The definition of gender identity and transgender used in the Offences (Aggravation by Prejudice) (Scotland) Act 2009 is considered to be one of the most inclusive definitions in use. The Scottish Government will continue to work to reduce the stigma of HIV, raise awareness of the condition and reduce its transmission. Scotland is the first country in the UK to make PrEP available free of charge to those at the very highest risk of acquiring HIV.

It is clear that this is one area where our nations face many of the same challenges. In Scotland, LGBT people are at a higher risk of experiencing common mental health problems than the general population.
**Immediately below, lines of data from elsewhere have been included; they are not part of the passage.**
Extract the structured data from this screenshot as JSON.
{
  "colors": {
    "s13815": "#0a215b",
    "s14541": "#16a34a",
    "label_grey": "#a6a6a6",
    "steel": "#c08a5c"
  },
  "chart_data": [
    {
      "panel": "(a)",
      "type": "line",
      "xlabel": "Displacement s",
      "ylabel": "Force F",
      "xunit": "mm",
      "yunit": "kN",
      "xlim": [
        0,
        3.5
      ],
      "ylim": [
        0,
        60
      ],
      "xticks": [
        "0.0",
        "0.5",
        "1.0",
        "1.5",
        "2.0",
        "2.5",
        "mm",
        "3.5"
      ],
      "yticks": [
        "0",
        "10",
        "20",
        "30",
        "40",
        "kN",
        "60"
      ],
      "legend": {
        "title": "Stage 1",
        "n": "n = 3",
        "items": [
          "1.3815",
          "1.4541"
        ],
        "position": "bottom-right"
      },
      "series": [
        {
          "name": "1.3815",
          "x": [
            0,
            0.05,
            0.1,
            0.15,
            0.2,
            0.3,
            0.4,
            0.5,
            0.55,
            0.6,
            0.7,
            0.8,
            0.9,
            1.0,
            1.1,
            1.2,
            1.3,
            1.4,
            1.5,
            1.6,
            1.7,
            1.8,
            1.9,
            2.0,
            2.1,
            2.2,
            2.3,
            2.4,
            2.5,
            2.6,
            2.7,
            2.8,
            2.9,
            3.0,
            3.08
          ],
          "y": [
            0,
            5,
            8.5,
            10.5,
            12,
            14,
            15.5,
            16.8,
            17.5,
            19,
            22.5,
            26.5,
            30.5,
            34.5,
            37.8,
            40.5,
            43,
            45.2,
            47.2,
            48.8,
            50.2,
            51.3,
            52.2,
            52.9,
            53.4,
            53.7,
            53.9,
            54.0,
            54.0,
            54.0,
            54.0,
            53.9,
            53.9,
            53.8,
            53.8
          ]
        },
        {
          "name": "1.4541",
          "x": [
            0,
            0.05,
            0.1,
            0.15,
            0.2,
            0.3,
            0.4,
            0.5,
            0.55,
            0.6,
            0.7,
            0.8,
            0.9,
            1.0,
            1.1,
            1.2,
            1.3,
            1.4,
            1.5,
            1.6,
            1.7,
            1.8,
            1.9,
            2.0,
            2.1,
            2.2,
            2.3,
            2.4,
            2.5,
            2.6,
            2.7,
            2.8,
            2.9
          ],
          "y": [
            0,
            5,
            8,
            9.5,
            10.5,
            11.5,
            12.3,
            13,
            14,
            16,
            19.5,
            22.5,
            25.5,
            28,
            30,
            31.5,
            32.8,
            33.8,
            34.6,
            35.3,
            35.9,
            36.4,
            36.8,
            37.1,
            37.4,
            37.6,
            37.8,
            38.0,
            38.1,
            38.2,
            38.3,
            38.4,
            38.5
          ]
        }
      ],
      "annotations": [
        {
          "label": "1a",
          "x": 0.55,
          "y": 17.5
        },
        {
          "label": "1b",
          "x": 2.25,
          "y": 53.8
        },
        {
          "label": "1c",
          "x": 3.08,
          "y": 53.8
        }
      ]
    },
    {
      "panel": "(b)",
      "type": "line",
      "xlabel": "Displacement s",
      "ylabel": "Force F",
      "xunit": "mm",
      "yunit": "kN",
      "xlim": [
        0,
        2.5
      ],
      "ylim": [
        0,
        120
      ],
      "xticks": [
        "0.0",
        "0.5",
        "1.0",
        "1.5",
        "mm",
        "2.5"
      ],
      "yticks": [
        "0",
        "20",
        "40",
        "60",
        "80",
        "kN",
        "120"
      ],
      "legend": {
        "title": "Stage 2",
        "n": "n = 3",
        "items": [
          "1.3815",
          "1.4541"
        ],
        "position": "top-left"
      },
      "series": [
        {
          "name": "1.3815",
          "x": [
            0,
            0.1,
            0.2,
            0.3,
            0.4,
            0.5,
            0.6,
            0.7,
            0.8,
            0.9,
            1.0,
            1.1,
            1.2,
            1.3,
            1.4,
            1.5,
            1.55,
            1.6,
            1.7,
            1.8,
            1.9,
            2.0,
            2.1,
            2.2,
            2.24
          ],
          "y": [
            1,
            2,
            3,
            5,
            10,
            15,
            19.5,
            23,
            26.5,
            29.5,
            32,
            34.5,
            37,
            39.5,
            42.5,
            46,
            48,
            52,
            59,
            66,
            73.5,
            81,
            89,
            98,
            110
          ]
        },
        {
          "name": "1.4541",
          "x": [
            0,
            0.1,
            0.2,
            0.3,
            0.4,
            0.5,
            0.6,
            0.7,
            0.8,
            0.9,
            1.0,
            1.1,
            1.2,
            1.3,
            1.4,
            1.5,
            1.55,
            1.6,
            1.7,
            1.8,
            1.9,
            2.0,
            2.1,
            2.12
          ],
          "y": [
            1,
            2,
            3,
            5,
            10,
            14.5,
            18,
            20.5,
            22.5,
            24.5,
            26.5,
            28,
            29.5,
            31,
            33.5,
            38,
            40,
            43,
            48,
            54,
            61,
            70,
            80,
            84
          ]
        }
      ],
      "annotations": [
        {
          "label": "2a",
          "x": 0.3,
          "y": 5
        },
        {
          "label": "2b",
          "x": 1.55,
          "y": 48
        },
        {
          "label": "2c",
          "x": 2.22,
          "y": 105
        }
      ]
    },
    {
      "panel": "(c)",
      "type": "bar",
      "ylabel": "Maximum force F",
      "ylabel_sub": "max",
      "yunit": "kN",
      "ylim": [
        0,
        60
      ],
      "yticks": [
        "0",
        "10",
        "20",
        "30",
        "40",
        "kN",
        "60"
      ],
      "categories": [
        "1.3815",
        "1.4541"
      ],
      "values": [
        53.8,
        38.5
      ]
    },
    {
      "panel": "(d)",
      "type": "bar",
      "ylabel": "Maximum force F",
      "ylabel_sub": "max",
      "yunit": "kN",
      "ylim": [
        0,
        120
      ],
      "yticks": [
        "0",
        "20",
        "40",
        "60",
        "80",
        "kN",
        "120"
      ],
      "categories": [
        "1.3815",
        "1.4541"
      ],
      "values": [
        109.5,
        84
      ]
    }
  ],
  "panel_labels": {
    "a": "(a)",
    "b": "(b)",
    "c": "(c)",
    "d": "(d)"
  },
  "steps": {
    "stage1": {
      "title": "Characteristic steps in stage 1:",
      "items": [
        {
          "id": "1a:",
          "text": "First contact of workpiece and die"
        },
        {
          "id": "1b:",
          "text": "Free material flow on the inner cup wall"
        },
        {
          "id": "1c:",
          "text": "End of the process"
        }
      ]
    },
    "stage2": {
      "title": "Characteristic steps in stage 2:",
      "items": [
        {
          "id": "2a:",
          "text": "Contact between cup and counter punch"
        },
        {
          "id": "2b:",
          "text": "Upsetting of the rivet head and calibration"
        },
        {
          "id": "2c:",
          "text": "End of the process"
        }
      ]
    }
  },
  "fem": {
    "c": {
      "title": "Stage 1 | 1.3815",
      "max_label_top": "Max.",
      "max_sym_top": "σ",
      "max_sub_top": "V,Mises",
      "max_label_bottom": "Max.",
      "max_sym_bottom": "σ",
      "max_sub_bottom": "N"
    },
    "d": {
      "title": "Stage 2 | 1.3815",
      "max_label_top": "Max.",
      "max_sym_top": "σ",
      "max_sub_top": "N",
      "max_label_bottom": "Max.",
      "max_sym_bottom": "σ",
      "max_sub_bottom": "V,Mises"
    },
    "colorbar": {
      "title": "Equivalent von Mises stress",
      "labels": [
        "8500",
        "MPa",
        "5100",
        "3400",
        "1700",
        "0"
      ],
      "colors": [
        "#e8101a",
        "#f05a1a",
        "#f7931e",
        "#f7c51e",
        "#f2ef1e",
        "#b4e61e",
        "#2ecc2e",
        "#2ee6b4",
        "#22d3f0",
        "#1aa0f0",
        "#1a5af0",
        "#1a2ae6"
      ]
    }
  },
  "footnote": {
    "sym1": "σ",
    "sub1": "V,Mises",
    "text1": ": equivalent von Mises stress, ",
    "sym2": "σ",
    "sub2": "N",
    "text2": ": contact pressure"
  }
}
Stonewall Scotland’s survey of LGBT people in Scotland found, as we have heard, that almost half of LGBT people—49% on its figures—have experienced depression over the last year. My hon. Friend the Member for Livingston went through the whole range of figures, so I will not repeat them, but they bring home the very powerful point that there are real questions about inequality.

Scotland is an open and welcoming country. Prejudice, hate and discrimination will never be tolerated, and I believe that diversity makes Scotland richer and stronger, as well as happier and, I hope, healthier. The SNP Government are clear about the central equality of human rights to Scotland’s future and the importance of inclusive growth, fair work and social justice to our economic success and our social wellbeing. Scotland is considered one of the most progressive countries in Europe in terms of lesbian, gay, bisexual, transgender and intersex equality, and we aim to preserve and advance Scotland’s reputation as one of the most progressive countries in Europe for LGBTI equality.

In its 2015 rainbow map, the European Region of the International Lesbian, Gay, Bisexual, Trans and Intersex Association ranked Scotland as the most inclusive for LGBTI equality and human rights legislation: it met 92% of the ILGA’s 48-point criteria. Changes by the SNP mean that Scotland has been named the best country in Europe for LGBTI legal equality by Pink News. Those are all achievements of which we can be proud. However, there remains much that needs doing, and we must continue tackling homophobia, biphobia, transphobia and all forms of discrimination, stigma and inequality.

This debate goes some way to highlighting these issues, and I would just end as I began by once again thanking the hon. Members responsible for bringing it here today.